Imagens de satélite divulgadas pela imprensa israelense indicam danos a um complexo associado ao líder supremo iraniano, o aiatolá Ali Khamenei, ainda que avaliações oficiais estejam em andamento. Relatórios preliminares apontam que Ali Shamkhani, assessor sênior do regime e figura vinculada ao programa nuclear, pode ter sido morto na ofensiva, embora não haja confirmação formal.


Como resposta, o Irã lançou barragens de mísseis contra território israelense. Autoridades militares de Israel relataram que dezenas de projéteis foram disparados em cada rodada de ataque, mas, até o momento das primeiras avaliações, não haviam sido registrados impactos de grande magnitude. Alertas aéreos foram ativados em diversas regiões, e a população foi orientada a seguir protocolos de segurança e evitar a divulgação de informações em tempo real sobre eventuais pontos atingidos.


O governo israelense convocou aproximadamente 70 mil reservistas, reforçando a defesa aérea, as fronteiras e o comando interno. Escolas em determinadas áreas migraram para ensino remoto, e medidas de contingência foram ampliadas diante da possibilidade de envolvimento de grupos apoiados por Teerã, como Hezbollah e Hamas.

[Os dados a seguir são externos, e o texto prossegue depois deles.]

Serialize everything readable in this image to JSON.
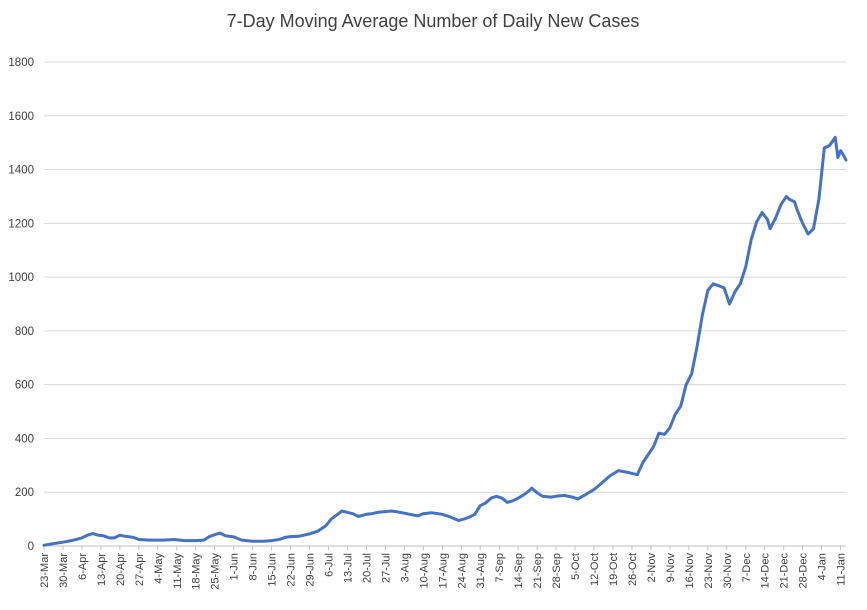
{
  "chart_data": {
    "type": "line",
    "title": "7-Day Moving Average Number of Daily New Cases",
    "xlabel": "",
    "ylabel": "",
    "ylim": [
      0,
      1800
    ],
    "y_ticks": [
      "0",
      "200",
      "400",
      "600",
      "800",
      "1000",
      "1200",
      "1400",
      "1600",
      "1800"
    ],
    "grid": true,
    "legend": "none",
    "x_start": "23-Mar",
    "x_end": "13-Jan",
    "x_ticks": [
      "23-Mar",
      "30-Mar",
      "6-Apr",
      "13-Apr",
      "20-Apr",
      "27-Apr",
      "4-May",
      "11-May",
      "18-May",
      "25-May",
      "1-Jun",
      "8-Jun",
      "15-Jun",
      "22-Jun",
      "29-Jun",
      "6-Jul",
      "13-Jul",
      "20-Jul",
      "27-Jul",
      "3-Aug",
      "10-Aug",
      "17-Aug",
      "24-Aug",
      "31-Aug",
      "7-Sep",
      "14-Sep",
      "21-Sep",
      "28-Sep",
      "5-Oct",
      "12-Oct",
      "19-Oct",
      "26-Oct",
      "2-Nov",
      "9-Nov",
      "16-Nov",
      "23-Nov",
      "30-Nov",
      "7-Dec",
      "14-Dec",
      "21-Dec",
      "28-Dec",
      "4-Jan",
      "11-Jan"
    ],
    "series": [
      {
        "color": "#4472c4",
        "points": [
          [
            "23-Mar",
            3
          ],
          [
            "26-Mar",
            8
          ],
          [
            "30-Mar",
            14
          ],
          [
            "3-Apr",
            22
          ],
          [
            "6-Apr",
            30
          ],
          [
            "8-Apr",
            40
          ],
          [
            "10-Apr",
            46
          ],
          [
            "12-Apr",
            40
          ],
          [
            "14-Apr",
            38
          ],
          [
            "16-Apr",
            30
          ],
          [
            "18-Apr",
            30
          ],
          [
            "20-Apr",
            40
          ],
          [
            "22-Apr",
            36
          ],
          [
            "25-Apr",
            32
          ],
          [
            "27-Apr",
            24
          ],
          [
            "1-May",
            22
          ],
          [
            "6-May",
            22
          ],
          [
            "10-May",
            24
          ],
          [
            "14-May",
            20
          ],
          [
            "18-May",
            20
          ],
          [
            "21-May",
            22
          ],
          [
            "23-May",
            35
          ],
          [
            "25-May",
            42
          ],
          [
            "27-May",
            48
          ],
          [
            "29-May",
            38
          ],
          [
            "1-Jun",
            34
          ],
          [
            "4-Jun",
            22
          ],
          [
            "8-Jun",
            18
          ],
          [
            "12-Jun",
            18
          ],
          [
            "15-Jun",
            20
          ],
          [
            "18-Jun",
            25
          ],
          [
            "20-Jun",
            32
          ],
          [
            "22-Jun",
            35
          ],
          [
            "25-Jun",
            36
          ],
          [
            "29-Jun",
            45
          ],
          [
            "2-Jul",
            55
          ],
          [
            "5-Jul",
            75
          ],
          [
            "7-Jul",
            100
          ],
          [
            "9-Jul",
            115
          ],
          [
            "11-Jul",
            130
          ],
          [
            "13-Jul",
            125
          ],
          [
            "15-Jul",
            120
          ],
          [
            "17-Jul",
            110
          ],
          [
            "20-Jul",
            118
          ],
          [
            "22-Jul",
            120
          ],
          [
            "24-Jul",
            125
          ],
          [
            "27-Jul",
            128
          ],
          [
            "29-Jul",
            130
          ],
          [
            "31-Jul",
            128
          ],
          [
            "3-Aug",
            122
          ],
          [
            "5-Aug",
            118
          ],
          [
            "8-Aug",
            112
          ],
          [
            "10-Aug",
            120
          ],
          [
            "13-Aug",
            124
          ],
          [
            "17-Aug",
            118
          ],
          [
            "20-Aug",
            108
          ],
          [
            "23-Aug",
            95
          ],
          [
            "25-Aug",
            100
          ],
          [
            "27-Aug",
            108
          ],
          [
            "29-Aug",
            118
          ],
          [
            "31-Aug",
            150
          ],
          [
            "2-Sep",
            160
          ],
          [
            "4-Sep",
            178
          ],
          [
            "6-Sep",
            185
          ],
          [
            "8-Sep",
            178
          ],
          [
            "10-Sep",
            162
          ],
          [
            "12-Sep",
            168
          ],
          [
            "14-Sep",
            178
          ],
          [
            "16-Sep",
            190
          ],
          [
            "18-Sep",
            205
          ],
          [
            "19-Sep",
            215
          ],
          [
            "21-Sep",
            198
          ],
          [
            "23-Sep",
            185
          ],
          [
            "26-Sep",
            182
          ],
          [
            "28-Sep",
            185
          ],
          [
            "1-Oct",
            188
          ],
          [
            "4-Oct",
            182
          ],
          [
            "6-Oct",
            175
          ],
          [
            "9-Oct",
            192
          ],
          [
            "12-Oct",
            210
          ],
          [
            "15-Oct",
            235
          ],
          [
            "18-Oct",
            262
          ],
          [
            "21-Oct",
            280
          ],
          [
            "24-Oct",
            275
          ],
          [
            "26-Oct",
            270
          ],
          [
            "28-Oct",
            265
          ],
          [
            "30-Oct",
            310
          ],
          [
            "1-Nov",
            340
          ],
          [
            "3-Nov",
            370
          ],
          [
            "5-Nov",
            420
          ],
          [
            "7-Nov",
            415
          ],
          [
            "9-Nov",
            440
          ],
          [
            "11-Nov",
            490
          ],
          [
            "13-Nov",
            520
          ],
          [
            "15-Nov",
            600
          ],
          [
            "17-Nov",
            640
          ],
          [
            "19-Nov",
            740
          ],
          [
            "21-Nov",
            860
          ],
          [
            "23-Nov",
            950
          ],
          [
            "25-Nov",
            975
          ],
          [
            "27-Nov",
            968
          ],
          [
            "29-Nov",
            960
          ],
          [
            "1-Dec",
            900
          ],
          [
            "3-Dec",
            945
          ],
          [
            "5-Dec",
            975
          ],
          [
            "7-Dec",
            1040
          ],
          [
            "9-Dec",
            1140
          ],
          [
            "11-Dec",
            1205
          ],
          [
            "13-Dec",
            1240
          ],
          [
            "15-Dec",
            1215
          ],
          [
            "16-Dec",
            1180
          ],
          [
            "18-Dec",
            1220
          ],
          [
            "20-Dec",
            1270
          ],
          [
            "22-Dec",
            1300
          ],
          [
            "23-Dec",
            1290
          ],
          [
            "25-Dec",
            1280
          ],
          [
            "26-Dec",
            1250
          ],
          [
            "28-Dec",
            1200
          ],
          [
            "30-Dec",
            1160
          ],
          [
            "1-Jan",
            1180
          ],
          [
            "3-Jan",
            1290
          ],
          [
            "5-Jan",
            1480
          ],
          [
            "7-Jan",
            1490
          ],
          [
            "9-Jan",
            1520
          ],
          [
            "10-Jan",
            1445
          ],
          [
            "11-Jan",
            1470
          ],
          [
            "12-Jan",
            1455
          ],
          [
            "13-Jan",
            1435
          ]
        ]
      }
    ]
  }
}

Em discurso, o presidente Donald Trump voltou a responsabilizar o regime iraniano por financiar, treinar e armar milícias no Líbano, no Iêmen, na Síria e no Iraque, além de apontar o apoio iraniano ao Hamas nos ataques de 7 de outubro contra Israel. O presidente afirmou que a missão, embora envolva riscos e possíveis baixas, busca impedir que uma ditadura radical ameace a estabilidade regional e a segurança internacional.


Autoridades israelenses também confirmaram que o líder supremo Ali Khamenei e o presidente iraniano Masoud Pezeshkian estavam entre os alvos estratégicos da operação, embora não tenham sido divulgados detalhes sobre eventuais danos ou baixas específicas. O cenário agora é de elevada tensão, com possibilidade de escalada regional.